IF DURING THE daytime it was a ghost town, N.F. at night was more of a graveyard. We tottered through the empty streets, Kaede clinging to my arm with her nose buried in my shoulder, the world swimming up underneath our feet. Those buildings that weren't boarded up loomed, their windows black and empty, on either side of the street. Drunkenly I tried to focus on the road ahead, one step after the next. Everything was a muddy fuzz. But when something went scuttling by in the shadows, my brain snapped to attention.
"What?" Kaede said. "What was that?"
"Nothing. Just keep moving."
"Paul," she said.
I looked straight ahead and took her hand. "Let's go," I said.
But there was someone following us. I could hear whispering from the shadows: up front, then behind, off to the left, then the right. I thought about Dave, losing it on that picker on the American side, smashing the poor guy's skull in with his nightstick. Over a broken fridge.
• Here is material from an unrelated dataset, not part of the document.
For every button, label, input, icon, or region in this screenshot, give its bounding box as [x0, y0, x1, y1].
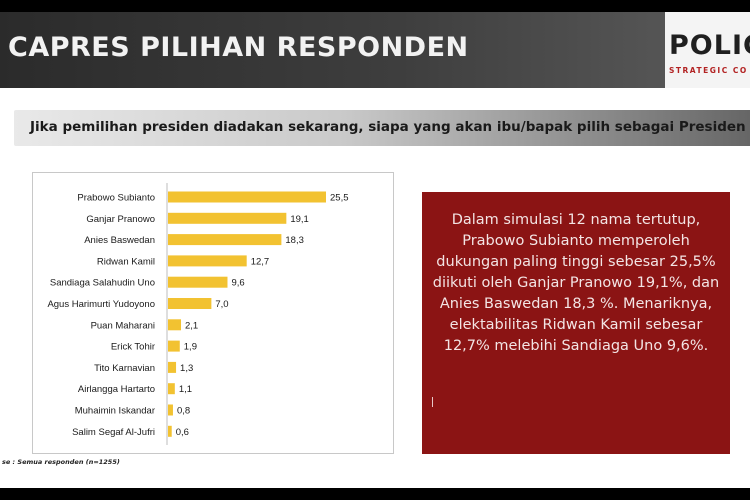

We stumbled along a little faster, the clopping of our footsteps echoing all the way to the end of the street. "It's not far," I said. "Maybe you should get your keys out now."
At the door to her housing block, Kaede struggled with the deadbolt while I watched the street and listened. The shadows seemed to shift and ripple. I strained to tell if the wisps of voices I heard were real or imagined. And then I saw something that looked like a child rise up from the ground at the end of street, as though it were getting to its legs from all fours. Kaede's keys clattered on the lock. The shape stood there, facing me, unmoving — a dark blot hovering in the shadows of the next block.